Riscaldamento a induzione delle billette d'acciaio: cause del problema di adesione/fusione delle billette e relative misure preventive

I componenti in acciaio rappresentano di gran lunga la maggior parte delle billette e delle barre lavorate a caldo per le quali si ricorre all’induzione elettromagnetica come fonte di generazione di calore. Allo stesso tempo, anche le superleghe a base di nichel, il titanio, il rame, il magnesio, l’alluminio e molti altri metalli e leghe non ferrosi vengono riscaldati per induzione per una serie di applicazioni commerciali, consentendo di ottenere forme, proprietà e microstrutture diverse.

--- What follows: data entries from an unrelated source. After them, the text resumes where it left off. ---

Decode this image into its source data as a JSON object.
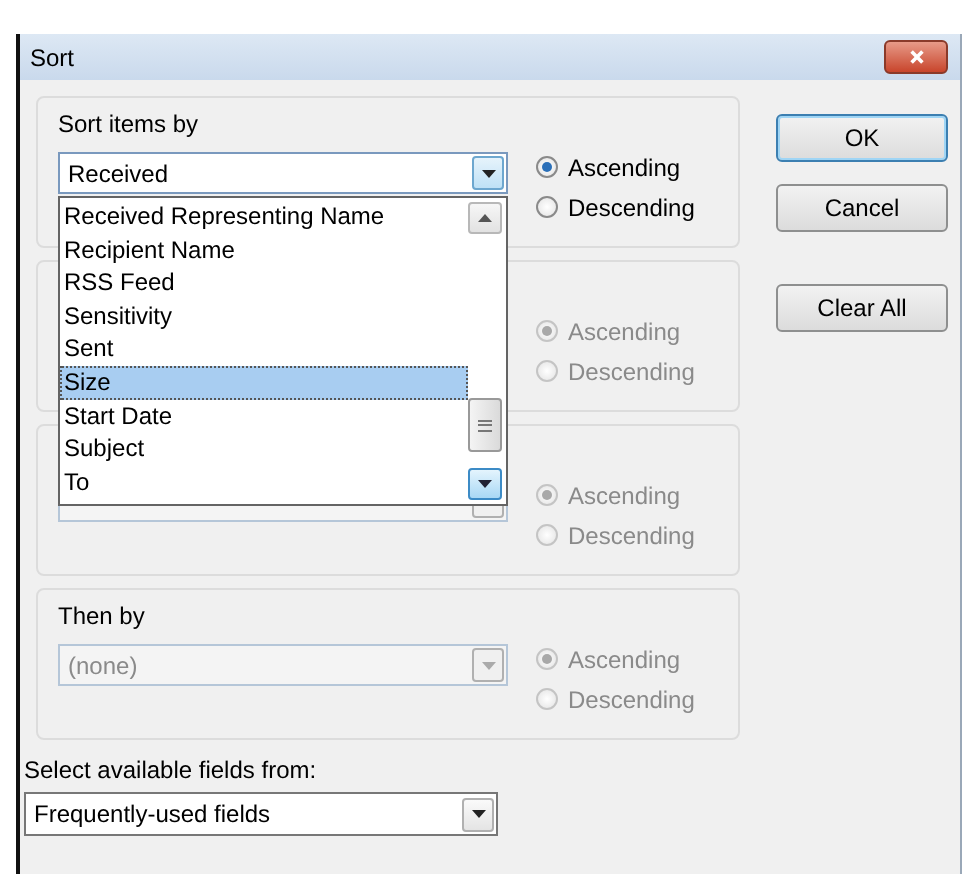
{
  "window": {
    "title": "Sort"
  },
  "groups": [
    {
      "label": "Sort items by",
      "disabled": false,
      "field": {
        "value": "Received"
      },
      "options": [
        {
          "label": "Ascending",
          "selected": true
        },
        {
          "label": "Descending",
          "selected": false
        }
      ]
    },
    {
      "disabled": true,
      "options": [
        {
          "label": "Ascending",
          "selected": true
        },
        {
          "label": "Descending",
          "selected": false
        }
      ]
    },
    {
      "disabled": true,
      "field": {
        "disabled": true
      },
      "options": [
        {
          "label": "Ascending",
          "selected": true
        },
        {
          "label": "Descending",
          "selected": false
        }
      ]
    },
    {
      "label": "Then by",
      "disabled": true,
      "field": {
        "value": "(none)"
      },
      "options": [
        {
          "label": "Ascending",
          "selected": true
        },
        {
          "label": "Descending",
          "selected": false
        }
      ]
    }
  ],
  "dropdown_list": {
    "items": [
      {
        "label": "Received Representing Name",
        "selected": false
      },
      {
        "label": "Recipient Name",
        "selected": false
      },
      {
        "label": "RSS Feed",
        "selected": false
      },
      {
        "label": "Sensitivity",
        "selected": false
      },
      {
        "label": "Sent",
        "selected": false
      },
      {
        "label": "Size",
        "selected": true
      },
      {
        "label": "Start Date",
        "selected": false
      },
      {
        "label": "Subject",
        "selected": false
      },
      {
        "label": "To",
        "selected": false
      }
    ]
  },
  "buttons": [
    {
      "label": "OK",
      "default": true
    },
    {
      "label": "Cancel",
      "default": false
    },
    {
      "label": "Clear All",
      "default": false
    }
  ],
  "fields_from": {
    "label": "Select available fields from:",
    "value": "Frequently-used fields"
  }
}
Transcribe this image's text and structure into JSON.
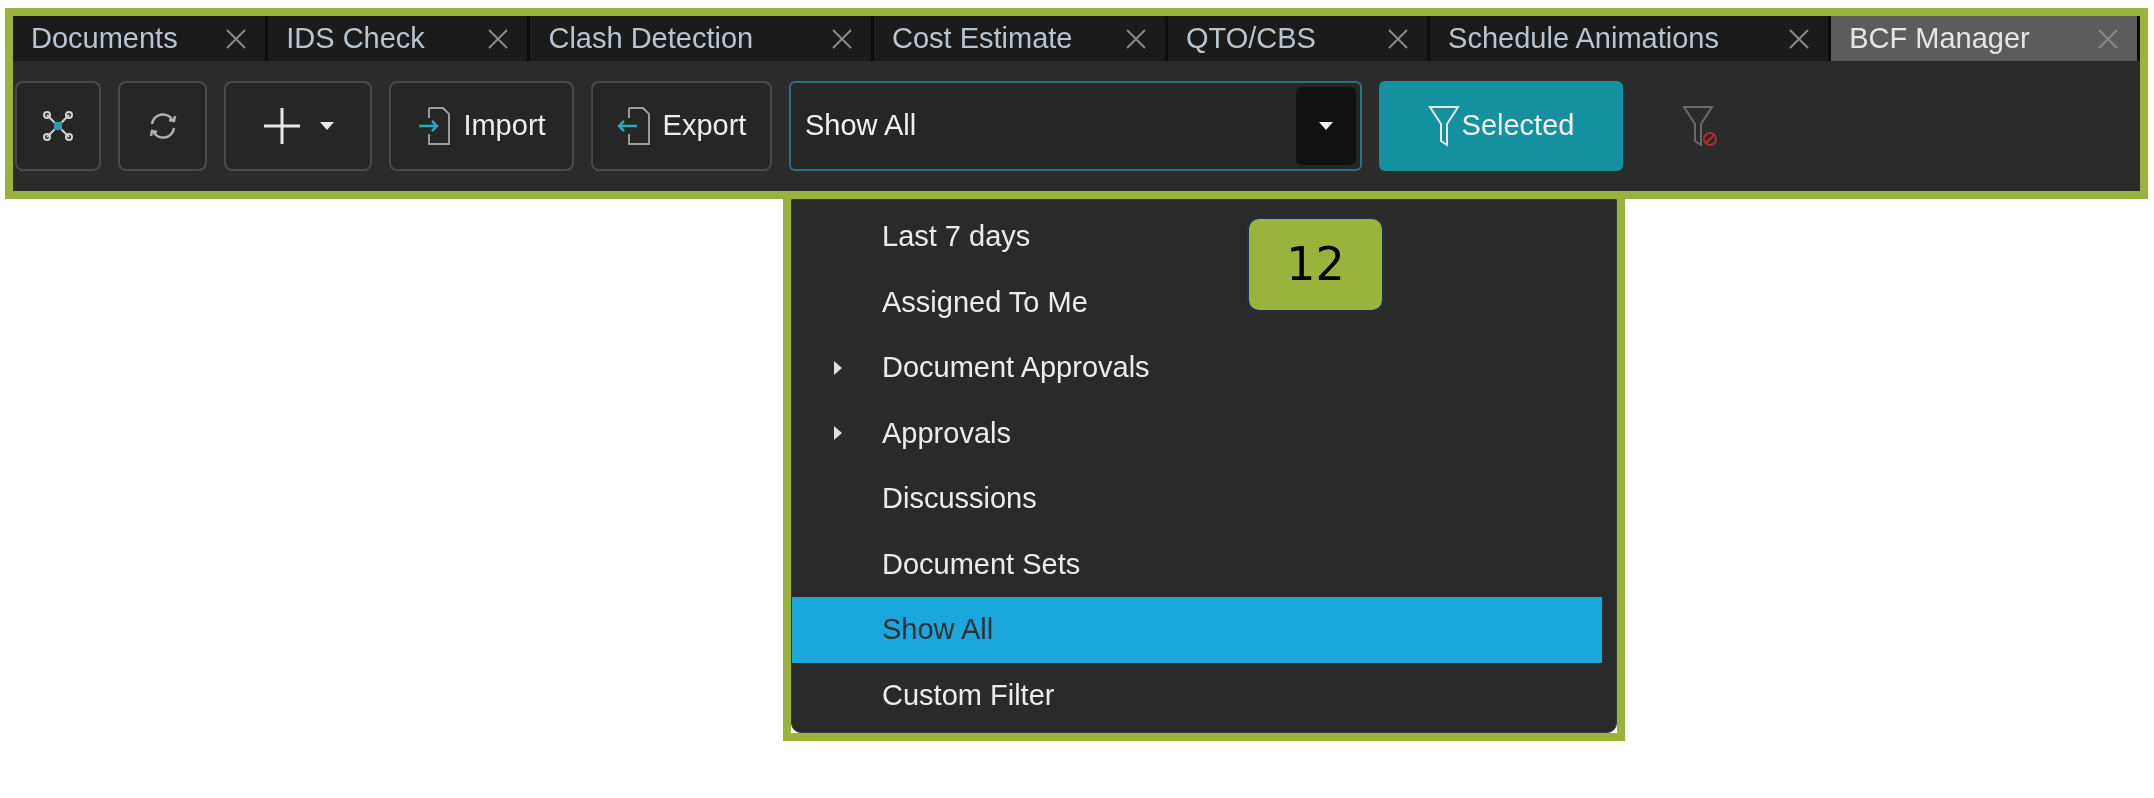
{
  "tabs": [
    {
      "label": "Documents",
      "selected": false
    },
    {
      "label": "IDS Check",
      "selected": false
    },
    {
      "label": "Clash Detection",
      "selected": false
    },
    {
      "label": "Cost Estimate",
      "selected": false
    },
    {
      "label": "QTO/CBS",
      "selected": false
    },
    {
      "label": "Schedule Animations",
      "selected": false
    },
    {
      "label": "BCF Manager",
      "selected": true
    }
  ],
  "toolbar": {
    "import_button": "Import",
    "export_button": "Export",
    "filter_select": {
      "value": "Show All",
      "expanded": true
    },
    "selected_button": "Selected"
  },
  "filter_menu": [
    {
      "label": "Last 7 days",
      "submenu": false,
      "selected": false
    },
    {
      "label": "Assigned To Me",
      "submenu": false,
      "selected": false
    },
    {
      "label": "Document Approvals",
      "submenu": true,
      "selected": false
    },
    {
      "label": "Approvals",
      "submenu": true,
      "selected": false
    },
    {
      "label": "Discussions",
      "submenu": false,
      "selected": false
    },
    {
      "label": "Document Sets",
      "submenu": false,
      "selected": false
    },
    {
      "label": "Show All",
      "submenu": false,
      "selected": true
    },
    {
      "label": "Custom Filter",
      "submenu": false,
      "selected": false
    }
  ],
  "callout_badge": "12"
}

La temperatura influisce notevolmente sulla formabilità dei metalli. Il riscaldamento di un pezzo in tutta la sua sezione trasversale fino a temperature comprese nell’intervallo di deformazione plastica crea le condizioni favorevoli affinché il metallo possa essere successivamente modellato con vari mezzi nella forma desiderata. La versatilità del riscaldamento a induzione (IH) è legata alla sua capacità di riscaldare il pezzo nella sua interezza o in aree specifiche in modo uniforme oppure, se si preferisce, creando profili termici appropriati.

I processi di lavorazione a caldo dei metalli più diffusi per i quali viene applicato l’IH sono i seguenti:
Forgiatura : Billette, tondini, barre e simili vengono riscaldati sia in pezzi tagliati a misura che in continuo, e vengono forgiati in presse, martelli, ricalcatrici, ecc.
Formatura : La formatura a caldo comprende una varietà di operazioni di lavorazione dei metalli che in genere includono la piegatura, l’espansione, la tornitura e alcune altre.
Estrusione : Questo processo consiste nel forzare o spingere i materiali riscaldati attraverso una matrice, come avviene nell’estrusione diretta e indiretta.
Laminazione : Barre, tondini, anelli, lamiere, ecc. vengono laminati nelle dimensioni e nelle forme desiderate.